Bald darauf mieteten wir gemeinsam mit einem auf dem Fahrrad(!) durchreisenden Schweizer einen Jeep und fuhren an der chinesischen Grenze entlang zu Sommerunterkunft von Nomaden, wo wir ein paar Tage und Nächte verbrachten. Wir sahen beim Melken der Yakkühe zu, beim Durchseihen der Milch, beim Prozess des Filzens der Yakwolle, beim Häuten eines Murmeltiers. Ein kleines Bächlein entlang, neben Edelweiß und anderen gelb leuchtenden Blumen, wanderten wird im angenehm warmen Sonnenschein ein paar Stunden dahin, doch wegen eines aufziehenden Gewitters mussten wir umkehren und in die Jurte zurückkehren. Stefan, der Schweizer, erzählte uns, während wir rund um den gemütlich warmen, mit Yakdung beheizten Ofen in der Mitte der Jurte auf Teppichen saßen, von seiner Reise, die ihn von Usbekistan über Tadschikistan, Kirgistan und China nach Indien führen sollte. Das Fahrrad, das er in Taschkent gekauft hatte, wollte er in Osch/Kirgistan wieder verkaufen. Philipp erzählte von seiner Arbeit in Murghab. Seine Aufgabe war es, Wege zu finden, wie die Bevölkerung der Stadt – Murghab hat etwa 4000 Einwohner - durch ökologisch nachhaltige Projekte zu einer besseren Versorgung kommt, und ihre Gesundheit gefördert wird. Ich genoss die vielen Eindrücke, das Leben, das wir für kurze Zeit mit den Nomaden teilen durften, die unglaubliche Gastfreundschaft und Solidarität unter diesen Menschen. In der darauf folgenden Nacht schneite es. In diesen wenigen Tagen bekamen wir also ein bisschen mit, wie hart das Leben sogar im Sommer für die Bevölkerung ist.

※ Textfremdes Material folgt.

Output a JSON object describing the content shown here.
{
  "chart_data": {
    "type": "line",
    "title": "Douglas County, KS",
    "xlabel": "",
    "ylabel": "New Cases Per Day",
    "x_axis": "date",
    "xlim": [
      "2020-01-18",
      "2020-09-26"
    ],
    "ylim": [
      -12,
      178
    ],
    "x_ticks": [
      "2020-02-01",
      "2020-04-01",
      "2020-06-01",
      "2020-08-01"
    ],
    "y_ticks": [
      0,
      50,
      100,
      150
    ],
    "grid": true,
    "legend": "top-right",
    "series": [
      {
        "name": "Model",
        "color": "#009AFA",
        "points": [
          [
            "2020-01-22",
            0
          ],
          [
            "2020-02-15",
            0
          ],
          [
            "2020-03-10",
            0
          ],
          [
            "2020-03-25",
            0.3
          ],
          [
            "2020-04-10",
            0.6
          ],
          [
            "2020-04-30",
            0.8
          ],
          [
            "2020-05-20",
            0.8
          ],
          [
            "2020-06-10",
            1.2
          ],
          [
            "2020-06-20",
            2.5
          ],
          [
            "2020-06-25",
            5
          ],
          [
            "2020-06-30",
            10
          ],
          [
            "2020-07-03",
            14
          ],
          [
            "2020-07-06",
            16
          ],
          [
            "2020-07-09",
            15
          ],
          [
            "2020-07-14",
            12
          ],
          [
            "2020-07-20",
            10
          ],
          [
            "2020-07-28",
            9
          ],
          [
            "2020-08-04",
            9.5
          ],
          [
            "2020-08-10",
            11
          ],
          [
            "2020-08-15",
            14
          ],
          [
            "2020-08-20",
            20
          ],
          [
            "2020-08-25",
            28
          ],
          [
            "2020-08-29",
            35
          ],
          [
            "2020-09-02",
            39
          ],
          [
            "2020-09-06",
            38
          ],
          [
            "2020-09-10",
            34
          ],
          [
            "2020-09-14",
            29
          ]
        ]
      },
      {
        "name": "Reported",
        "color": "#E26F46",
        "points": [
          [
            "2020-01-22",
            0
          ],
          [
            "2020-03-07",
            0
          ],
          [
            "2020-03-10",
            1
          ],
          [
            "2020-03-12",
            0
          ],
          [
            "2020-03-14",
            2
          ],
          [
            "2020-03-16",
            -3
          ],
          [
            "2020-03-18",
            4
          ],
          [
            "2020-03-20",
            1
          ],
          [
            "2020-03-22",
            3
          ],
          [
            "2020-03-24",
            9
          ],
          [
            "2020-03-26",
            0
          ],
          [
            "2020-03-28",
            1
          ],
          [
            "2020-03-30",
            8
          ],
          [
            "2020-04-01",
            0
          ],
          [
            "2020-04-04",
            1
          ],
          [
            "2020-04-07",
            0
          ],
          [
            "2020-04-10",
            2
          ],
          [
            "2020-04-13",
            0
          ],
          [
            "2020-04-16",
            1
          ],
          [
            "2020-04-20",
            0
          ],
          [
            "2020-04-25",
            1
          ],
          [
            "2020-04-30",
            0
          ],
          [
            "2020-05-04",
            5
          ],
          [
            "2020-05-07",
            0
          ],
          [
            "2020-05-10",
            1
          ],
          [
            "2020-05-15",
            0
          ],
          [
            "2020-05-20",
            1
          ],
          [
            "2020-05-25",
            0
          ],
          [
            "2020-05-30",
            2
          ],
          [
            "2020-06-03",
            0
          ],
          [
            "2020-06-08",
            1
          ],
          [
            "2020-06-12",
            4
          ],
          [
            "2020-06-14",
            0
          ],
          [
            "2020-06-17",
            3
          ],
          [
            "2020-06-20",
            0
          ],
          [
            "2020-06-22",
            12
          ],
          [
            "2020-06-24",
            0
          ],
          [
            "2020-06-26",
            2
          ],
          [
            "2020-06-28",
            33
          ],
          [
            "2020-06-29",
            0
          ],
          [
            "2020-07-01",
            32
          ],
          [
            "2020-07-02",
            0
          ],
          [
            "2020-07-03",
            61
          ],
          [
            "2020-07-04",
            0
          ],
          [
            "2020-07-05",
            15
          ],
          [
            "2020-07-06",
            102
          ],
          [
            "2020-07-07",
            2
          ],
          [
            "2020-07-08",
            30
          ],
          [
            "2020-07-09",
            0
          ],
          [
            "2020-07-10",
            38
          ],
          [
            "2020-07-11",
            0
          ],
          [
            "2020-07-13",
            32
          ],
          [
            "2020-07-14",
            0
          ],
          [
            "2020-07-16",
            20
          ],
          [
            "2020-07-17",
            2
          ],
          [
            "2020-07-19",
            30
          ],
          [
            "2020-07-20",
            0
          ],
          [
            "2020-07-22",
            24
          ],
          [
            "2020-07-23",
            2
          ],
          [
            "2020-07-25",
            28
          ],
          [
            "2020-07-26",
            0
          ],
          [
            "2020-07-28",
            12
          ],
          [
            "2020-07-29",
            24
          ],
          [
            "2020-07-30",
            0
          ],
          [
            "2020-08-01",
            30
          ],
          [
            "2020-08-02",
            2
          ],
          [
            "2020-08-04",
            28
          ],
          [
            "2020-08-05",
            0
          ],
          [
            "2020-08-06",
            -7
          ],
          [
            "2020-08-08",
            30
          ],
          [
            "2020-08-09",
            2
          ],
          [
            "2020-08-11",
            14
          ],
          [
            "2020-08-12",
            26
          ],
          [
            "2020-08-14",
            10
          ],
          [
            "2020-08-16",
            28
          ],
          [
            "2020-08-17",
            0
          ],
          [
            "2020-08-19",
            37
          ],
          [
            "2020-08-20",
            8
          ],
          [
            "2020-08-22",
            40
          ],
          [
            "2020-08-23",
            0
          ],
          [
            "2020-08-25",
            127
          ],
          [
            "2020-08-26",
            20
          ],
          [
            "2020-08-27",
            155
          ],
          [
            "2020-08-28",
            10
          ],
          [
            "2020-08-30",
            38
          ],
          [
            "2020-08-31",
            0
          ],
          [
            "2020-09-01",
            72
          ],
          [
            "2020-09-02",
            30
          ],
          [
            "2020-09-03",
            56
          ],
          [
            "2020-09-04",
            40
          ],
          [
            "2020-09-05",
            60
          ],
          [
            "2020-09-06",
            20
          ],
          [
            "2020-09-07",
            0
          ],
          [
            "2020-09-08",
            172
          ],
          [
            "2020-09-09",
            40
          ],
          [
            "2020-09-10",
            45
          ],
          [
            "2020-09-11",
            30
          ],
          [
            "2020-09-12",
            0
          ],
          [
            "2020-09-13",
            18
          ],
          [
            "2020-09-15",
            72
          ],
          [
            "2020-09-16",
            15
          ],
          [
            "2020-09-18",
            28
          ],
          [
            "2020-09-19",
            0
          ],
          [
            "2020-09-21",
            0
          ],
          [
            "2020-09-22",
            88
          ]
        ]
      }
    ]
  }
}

Ich war so froh, dass mich in Khorog der Mut nicht verlassen hatte und ich nicht vorzeitig das Handtuch geworfen hatte.
Ich erlebte noch einige interessante Tage in Murghab. Einige erforschende Spaziergänge unternahm ich allein. Gemeinsam mit zwei jungen Schweizerinnen erklommen Philipp und ich einen Berg. Auch bei dieser Wanderung erlebten wir innerhalb weniger Stunden Sonne und Schneesturm.